Thursday, December 22, 2022

Naomi Ackie dazzles as Whitney Houston


 As a biopic, director Kasi Lemmons’ Whitney Houston: I Wanna Dance With Somebody breaks little new ground. If you're familiar with Houston's story, you may not find many surprises. 
 Moreover, two  documentaries -- Nick Broomfield's Whitney: Can I Be Me and Kevin Macdonald's Whitney -- already have covered some of the same ground. 
  Happily, though, that's not the whole story. 
  Lemmons approaches the movie with an obvious love for Houston's work -- and a willingness to put plenty of it on display.
   I Wanna Dance With Somebody may not be a great movie but it boasts a terrific, star-making performance from British actress Naomi Ackie. 
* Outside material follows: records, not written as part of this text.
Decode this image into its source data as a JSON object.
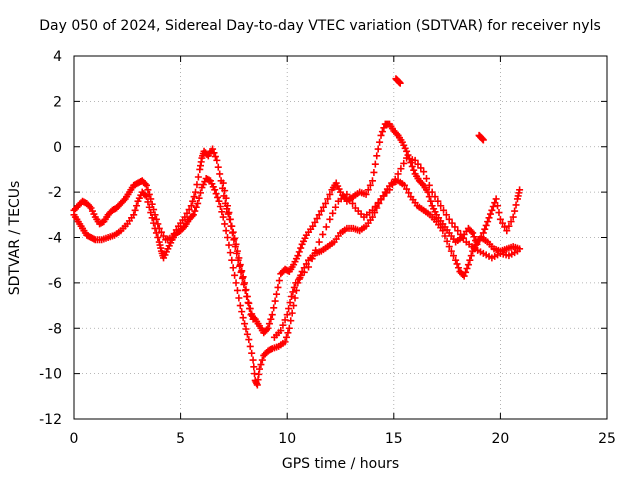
{
  "chart_data": {
    "type": "scatter",
    "title": "Day 050 of 2024, Sidereal Day-to-day VTEC variation (SDTVAR) for receiver nyls",
    "xlabel": "GPS time / hours",
    "ylabel": "SDTVAR / TECUs",
    "xlim": [
      0,
      25
    ],
    "ylim": [
      -12,
      4
    ],
    "x_ticks": [
      "0",
      "5",
      "10",
      "15",
      "20",
      "25"
    ],
    "y_ticks": [
      "-12",
      "-10",
      "-8",
      "-6",
      "-4",
      "-2",
      "0",
      "2",
      "4"
    ],
    "grid": true,
    "marker": "+",
    "series_color": "#ff0000",
    "series": [
      {
        "points": [
          [
            0.0,
            -3.0
          ],
          [
            0.2,
            -3.3
          ],
          [
            0.4,
            -3.6
          ],
          [
            0.6,
            -3.9
          ],
          [
            0.8,
            -4.0
          ],
          [
            1.0,
            -4.1
          ],
          [
            1.3,
            -4.1
          ],
          [
            1.6,
            -4.0
          ],
          [
            1.9,
            -3.9
          ],
          [
            2.2,
            -3.7
          ],
          [
            2.5,
            -3.4
          ],
          [
            2.8,
            -3.0
          ],
          [
            3.0,
            -2.4
          ],
          [
            3.2,
            -2.0
          ],
          [
            3.4,
            -2.2
          ],
          [
            3.6,
            -2.9
          ],
          [
            3.8,
            -3.6
          ],
          [
            4.0,
            -4.2
          ],
          [
            4.1,
            -4.6
          ],
          [
            4.2,
            -4.9
          ],
          [
            4.4,
            -4.5
          ],
          [
            4.6,
            -4.1
          ],
          [
            4.8,
            -3.8
          ],
          [
            5.0,
            -3.7
          ],
          [
            5.2,
            -3.5
          ],
          [
            5.4,
            -3.2
          ],
          [
            5.6,
            -3.0
          ],
          [
            5.8,
            -2.5
          ],
          [
            6.0,
            -1.8
          ],
          [
            6.2,
            -1.4
          ],
          [
            6.4,
            -1.5
          ],
          [
            6.6,
            -1.9
          ],
          [
            6.8,
            -2.4
          ],
          [
            7.0,
            -3.1
          ],
          [
            7.2,
            -4.0
          ],
          [
            7.4,
            -5.0
          ],
          [
            7.6,
            -6.0
          ],
          [
            7.8,
            -7.0
          ],
          [
            8.0,
            -7.8
          ],
          [
            8.2,
            -8.5
          ],
          [
            8.4,
            -9.4
          ],
          [
            8.5,
            -10.3
          ],
          [
            8.6,
            -10.5
          ],
          [
            8.7,
            -9.8
          ],
          [
            8.9,
            -9.2
          ],
          [
            9.1,
            -9.0
          ],
          [
            9.3,
            -8.9
          ],
          [
            9.6,
            -8.8
          ],
          [
            9.9,
            -8.6
          ],
          [
            10.1,
            -8.0
          ],
          [
            10.3,
            -7.0
          ],
          [
            10.5,
            -6.0
          ],
          [
            10.7,
            -5.5
          ],
          [
            11.0,
            -5.0
          ],
          [
            11.3,
            -4.7
          ],
          [
            11.6,
            -4.6
          ],
          [
            11.9,
            -4.4
          ],
          [
            12.2,
            -4.2
          ],
          [
            12.5,
            -3.8
          ],
          [
            12.8,
            -3.6
          ],
          [
            13.1,
            -3.6
          ],
          [
            13.4,
            -3.7
          ],
          [
            13.7,
            -3.5
          ],
          [
            14.0,
            -3.1
          ],
          [
            14.3,
            -2.5
          ],
          [
            14.6,
            -2.0
          ],
          [
            14.9,
            -1.6
          ],
          [
            15.2,
            -1.5
          ],
          [
            15.5,
            -1.7
          ],
          [
            15.8,
            -2.2
          ],
          [
            16.1,
            -2.6
          ],
          [
            16.4,
            -2.8
          ],
          [
            16.7,
            -3.0
          ],
          [
            17.0,
            -3.3
          ],
          [
            17.3,
            -3.7
          ],
          [
            17.6,
            -4.4
          ],
          [
            17.9,
            -5.0
          ],
          [
            18.1,
            -5.5
          ],
          [
            18.3,
            -5.7
          ],
          [
            18.5,
            -5.2
          ],
          [
            18.7,
            -4.6
          ],
          [
            18.9,
            -4.2
          ],
          [
            19.1,
            -4.0
          ],
          [
            19.4,
            -4.2
          ],
          [
            19.7,
            -4.5
          ],
          [
            20.0,
            -4.6
          ],
          [
            20.3,
            -4.5
          ],
          [
            20.6,
            -4.4
          ],
          [
            20.9,
            -4.5
          ]
        ]
      },
      {
        "points": [
          [
            0.0,
            -2.8
          ],
          [
            0.2,
            -2.6
          ],
          [
            0.4,
            -2.4
          ],
          [
            0.6,
            -2.5
          ],
          [
            0.8,
            -2.7
          ],
          [
            1.0,
            -3.1
          ],
          [
            1.2,
            -3.4
          ],
          [
            1.4,
            -3.3
          ],
          [
            1.6,
            -3.0
          ],
          [
            1.8,
            -2.8
          ],
          [
            2.0,
            -2.7
          ],
          [
            2.2,
            -2.5
          ],
          [
            2.4,
            -2.3
          ],
          [
            2.6,
            -2.0
          ],
          [
            2.8,
            -1.7
          ],
          [
            3.0,
            -1.6
          ],
          [
            3.2,
            -1.5
          ],
          [
            3.4,
            -1.7
          ],
          [
            3.6,
            -2.3
          ],
          [
            3.8,
            -3.0
          ],
          [
            4.0,
            -3.6
          ],
          [
            4.3,
            -4.1
          ],
          [
            4.6,
            -4.0
          ],
          [
            4.9,
            -3.5
          ],
          [
            5.2,
            -3.1
          ],
          [
            5.5,
            -2.6
          ],
          [
            5.7,
            -2.0
          ],
          [
            5.9,
            -1.0
          ],
          [
            6.0,
            -0.5
          ],
          [
            6.1,
            -0.2
          ],
          [
            6.3,
            -0.4
          ],
          [
            6.5,
            -0.1
          ],
          [
            6.7,
            -0.6
          ],
          [
            6.9,
            -1.5
          ],
          [
            7.1,
            -2.5
          ],
          [
            7.3,
            -3.2
          ],
          [
            7.5,
            -4.1
          ],
          [
            7.7,
            -5.0
          ],
          [
            7.9,
            -5.8
          ],
          [
            8.1,
            -6.6
          ],
          [
            8.3,
            -7.4
          ],
          [
            8.5,
            -7.6
          ],
          [
            8.7,
            -7.9
          ],
          [
            8.9,
            -8.2
          ],
          [
            9.1,
            -8.0
          ],
          [
            9.3,
            -7.4
          ],
          [
            9.5,
            -6.5
          ],
          [
            9.7,
            -5.6
          ],
          [
            9.9,
            -5.4
          ],
          [
            10.1,
            -5.5
          ],
          [
            10.3,
            -5.2
          ],
          [
            10.5,
            -4.8
          ],
          [
            10.7,
            -4.3
          ],
          [
            10.9,
            -3.9
          ],
          [
            11.2,
            -3.5
          ],
          [
            11.5,
            -3.0
          ],
          [
            11.8,
            -2.5
          ],
          [
            12.1,
            -1.9
          ],
          [
            12.3,
            -1.6
          ],
          [
            12.5,
            -2.0
          ],
          [
            12.8,
            -2.4
          ],
          [
            13.1,
            -2.2
          ],
          [
            13.4,
            -2.0
          ],
          [
            13.7,
            -2.1
          ],
          [
            14.0,
            -1.5
          ],
          [
            14.2,
            -0.4
          ],
          [
            14.4,
            0.5
          ],
          [
            14.6,
            1.0
          ],
          [
            14.8,
            1.0
          ],
          [
            15.0,
            0.7
          ],
          [
            15.2,
            0.5
          ],
          [
            15.4,
            0.2
          ],
          [
            15.6,
            -0.2
          ],
          [
            15.8,
            -0.7
          ],
          [
            16.0,
            -1.2
          ],
          [
            16.2,
            -1.5
          ],
          [
            16.4,
            -1.7
          ],
          [
            16.6,
            -2.0
          ],
          [
            16.8,
            -2.6
          ],
          [
            17.0,
            -3.0
          ],
          [
            17.3,
            -3.4
          ],
          [
            17.6,
            -3.8
          ],
          [
            17.9,
            -4.2
          ],
          [
            18.2,
            -4.0
          ],
          [
            18.5,
            -3.6
          ],
          [
            18.7,
            -3.8
          ],
          [
            18.9,
            -4.3
          ],
          [
            19.2,
            -3.8
          ],
          [
            19.4,
            -3.3
          ],
          [
            19.6,
            -2.8
          ],
          [
            19.8,
            -2.3
          ],
          [
            20.0,
            -3.2
          ],
          [
            20.3,
            -3.7
          ],
          [
            20.6,
            -3.1
          ],
          [
            20.8,
            -2.3
          ],
          [
            20.9,
            -1.9
          ]
        ]
      },
      {
        "points": [
          [
            7.0,
            -1.6
          ],
          [
            7.2,
            -2.6
          ],
          [
            7.4,
            -3.5
          ],
          [
            7.6,
            -4.3
          ],
          [
            7.8,
            -5.2
          ],
          [
            8.0,
            -6.0
          ],
          [
            8.2,
            -6.9
          ],
          [
            8.4,
            -7.6
          ],
          [
            9.4,
            -8.4
          ],
          [
            9.7,
            -8.1
          ],
          [
            10.0,
            -7.4
          ],
          [
            10.2,
            -6.6
          ],
          [
            10.4,
            -6.0
          ],
          [
            11.0,
            -5.3
          ],
          [
            11.5,
            -4.2
          ],
          [
            12.0,
            -3.2
          ],
          [
            12.4,
            -2.4
          ],
          [
            12.8,
            -2.1
          ],
          [
            13.2,
            -2.7
          ],
          [
            13.6,
            -3.1
          ],
          [
            14.0,
            -2.8
          ],
          [
            14.4,
            -2.3
          ],
          [
            14.8,
            -1.9
          ],
          [
            15.2,
            -1.2
          ],
          [
            15.6,
            -0.5
          ],
          [
            16.0,
            -0.6
          ],
          [
            16.4,
            -1.1
          ],
          [
            16.8,
            -2.0
          ],
          [
            17.2,
            -2.6
          ],
          [
            17.6,
            -3.2
          ],
          [
            18.0,
            -3.7
          ],
          [
            18.4,
            -4.2
          ],
          [
            18.8,
            -4.5
          ],
          [
            19.2,
            -4.7
          ],
          [
            19.6,
            -4.9
          ],
          [
            20.0,
            -4.7
          ],
          [
            20.4,
            -4.8
          ],
          [
            20.8,
            -4.6
          ],
          [
            15.1,
            3.0
          ],
          [
            15.2,
            2.9
          ],
          [
            15.3,
            2.8
          ],
          [
            19.0,
            0.5
          ],
          [
            19.1,
            0.4
          ],
          [
            19.2,
            0.3
          ]
        ]
      }
    ]
  }
}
   Ackie doesn't look like Houston but she projects the singer's undeniable power -- as an up-and-coming New Jersey kid, as an established star, and as a drug-addicted woman caught in a destructive celebrity spiral.
 Houston's voice was dubbed into the movie. Ackie may not be singing but she nails the songs as bravura performances. By the end of the movie, Ackie has so fully absorbed Houston's style that her work ranks as a memorable achievement.
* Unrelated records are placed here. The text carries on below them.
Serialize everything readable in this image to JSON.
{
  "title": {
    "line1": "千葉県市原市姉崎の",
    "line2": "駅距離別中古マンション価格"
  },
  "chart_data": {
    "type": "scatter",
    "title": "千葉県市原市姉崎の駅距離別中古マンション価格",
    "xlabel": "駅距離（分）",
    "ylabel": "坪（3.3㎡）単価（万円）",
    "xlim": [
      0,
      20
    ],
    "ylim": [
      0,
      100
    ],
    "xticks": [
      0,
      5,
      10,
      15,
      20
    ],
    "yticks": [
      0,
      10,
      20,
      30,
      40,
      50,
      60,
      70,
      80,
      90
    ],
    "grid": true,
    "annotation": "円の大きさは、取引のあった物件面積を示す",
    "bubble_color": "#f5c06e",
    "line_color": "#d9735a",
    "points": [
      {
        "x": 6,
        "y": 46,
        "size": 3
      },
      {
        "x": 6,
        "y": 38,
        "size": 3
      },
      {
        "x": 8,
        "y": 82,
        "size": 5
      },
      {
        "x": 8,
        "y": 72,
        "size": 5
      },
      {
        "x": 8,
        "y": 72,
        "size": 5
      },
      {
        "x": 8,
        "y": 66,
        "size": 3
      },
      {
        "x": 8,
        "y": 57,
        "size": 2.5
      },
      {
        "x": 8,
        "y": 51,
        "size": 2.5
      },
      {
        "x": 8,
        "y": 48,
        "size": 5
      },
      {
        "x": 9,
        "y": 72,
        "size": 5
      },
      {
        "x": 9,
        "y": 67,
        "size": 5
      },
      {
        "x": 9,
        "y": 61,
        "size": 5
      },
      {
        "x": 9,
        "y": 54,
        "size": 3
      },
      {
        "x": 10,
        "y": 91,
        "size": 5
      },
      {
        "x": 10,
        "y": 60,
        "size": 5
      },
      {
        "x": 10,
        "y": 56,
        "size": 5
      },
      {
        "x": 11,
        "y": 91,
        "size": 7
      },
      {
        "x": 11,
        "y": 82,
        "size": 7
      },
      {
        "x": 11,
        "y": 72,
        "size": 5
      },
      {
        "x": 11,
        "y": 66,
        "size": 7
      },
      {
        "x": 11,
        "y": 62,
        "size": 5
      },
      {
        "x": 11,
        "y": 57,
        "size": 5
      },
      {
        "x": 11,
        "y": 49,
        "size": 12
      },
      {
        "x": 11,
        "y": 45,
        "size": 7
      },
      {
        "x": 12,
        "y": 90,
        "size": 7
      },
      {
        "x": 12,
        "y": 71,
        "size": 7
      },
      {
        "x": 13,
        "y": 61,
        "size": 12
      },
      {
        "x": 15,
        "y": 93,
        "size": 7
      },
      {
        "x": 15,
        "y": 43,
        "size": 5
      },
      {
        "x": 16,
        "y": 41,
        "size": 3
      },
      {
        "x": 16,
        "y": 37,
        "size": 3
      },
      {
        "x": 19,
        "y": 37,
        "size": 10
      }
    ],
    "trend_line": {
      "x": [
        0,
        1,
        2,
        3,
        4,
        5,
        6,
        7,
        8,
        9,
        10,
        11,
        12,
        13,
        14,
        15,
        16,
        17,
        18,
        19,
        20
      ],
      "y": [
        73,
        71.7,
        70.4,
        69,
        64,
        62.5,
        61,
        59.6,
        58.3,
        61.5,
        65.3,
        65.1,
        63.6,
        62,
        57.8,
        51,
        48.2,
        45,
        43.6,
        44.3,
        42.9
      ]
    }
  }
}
   Of the supporting cast, Tamara Tunie has an impressive turn was Whitney's stage-mom mother; a stern Clarke Peters plays her controlling dad, and Stanley Tucci turns down the volume to portray Clive Davis, the record mogul who discovered Houston. 
   Written by Anthony McCarten, who also wrote Bohemian Rhapsody, which told the story of Freddie Mercury, the film samples Houston's off-camera life, including the developing conflict between Houston's husband Bobby Brown (Ashton Sanders) and her best friend and one-time lover Robyn Crawford (Nafessa Wiliams).
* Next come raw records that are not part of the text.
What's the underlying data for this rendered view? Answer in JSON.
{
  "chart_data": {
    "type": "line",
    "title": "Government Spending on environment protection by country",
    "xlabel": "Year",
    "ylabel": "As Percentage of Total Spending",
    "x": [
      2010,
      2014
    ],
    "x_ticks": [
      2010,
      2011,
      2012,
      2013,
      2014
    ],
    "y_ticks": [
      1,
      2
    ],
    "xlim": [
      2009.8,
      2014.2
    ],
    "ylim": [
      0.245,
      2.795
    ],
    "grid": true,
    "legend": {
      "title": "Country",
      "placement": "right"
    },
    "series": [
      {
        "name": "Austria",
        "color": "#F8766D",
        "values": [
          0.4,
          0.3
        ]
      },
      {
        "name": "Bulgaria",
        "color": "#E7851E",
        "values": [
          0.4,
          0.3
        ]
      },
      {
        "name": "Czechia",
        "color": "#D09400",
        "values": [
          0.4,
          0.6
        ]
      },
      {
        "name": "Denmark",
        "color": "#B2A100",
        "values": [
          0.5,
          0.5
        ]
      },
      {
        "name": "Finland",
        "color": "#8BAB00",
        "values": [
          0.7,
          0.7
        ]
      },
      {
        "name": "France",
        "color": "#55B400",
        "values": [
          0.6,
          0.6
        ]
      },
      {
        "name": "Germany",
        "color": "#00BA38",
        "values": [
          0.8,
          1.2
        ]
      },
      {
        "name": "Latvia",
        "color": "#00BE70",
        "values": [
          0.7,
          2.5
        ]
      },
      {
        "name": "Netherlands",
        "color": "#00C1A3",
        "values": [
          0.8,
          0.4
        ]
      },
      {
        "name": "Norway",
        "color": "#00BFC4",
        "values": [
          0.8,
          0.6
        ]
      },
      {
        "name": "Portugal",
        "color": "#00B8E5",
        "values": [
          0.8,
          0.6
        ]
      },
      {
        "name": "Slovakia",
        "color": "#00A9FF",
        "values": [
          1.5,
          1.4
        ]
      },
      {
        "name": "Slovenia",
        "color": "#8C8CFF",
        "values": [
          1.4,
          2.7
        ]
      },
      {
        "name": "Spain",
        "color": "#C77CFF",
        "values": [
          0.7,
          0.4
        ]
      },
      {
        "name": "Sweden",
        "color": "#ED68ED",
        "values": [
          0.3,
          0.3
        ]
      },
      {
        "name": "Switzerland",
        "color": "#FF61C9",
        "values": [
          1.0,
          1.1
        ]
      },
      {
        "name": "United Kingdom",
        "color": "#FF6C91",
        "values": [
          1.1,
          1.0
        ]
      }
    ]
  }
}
   Thankfully, Lemmons spares us the sight of an overdosed Houston who was found dead in a bathtub at a Beverly Hills hotel in 2012.  
   Lemmons sets us up for that scene near the movie's end but only implies it. Instead, she flashes back to a recreation of Houston's performance at the 1994 American Music Wards. Houston sings sang three challenging tunes: I Loves You Porgy, And I Am Telling You I'm Not Going, and I Have Nothing.
    The scene becomes a statement about all that was lost with Houston's death. Lemmons allows Houston to write her own musical epitaph, and I Wanna Dance With Somebody brings Ackie to the spellbinding moment she's earned.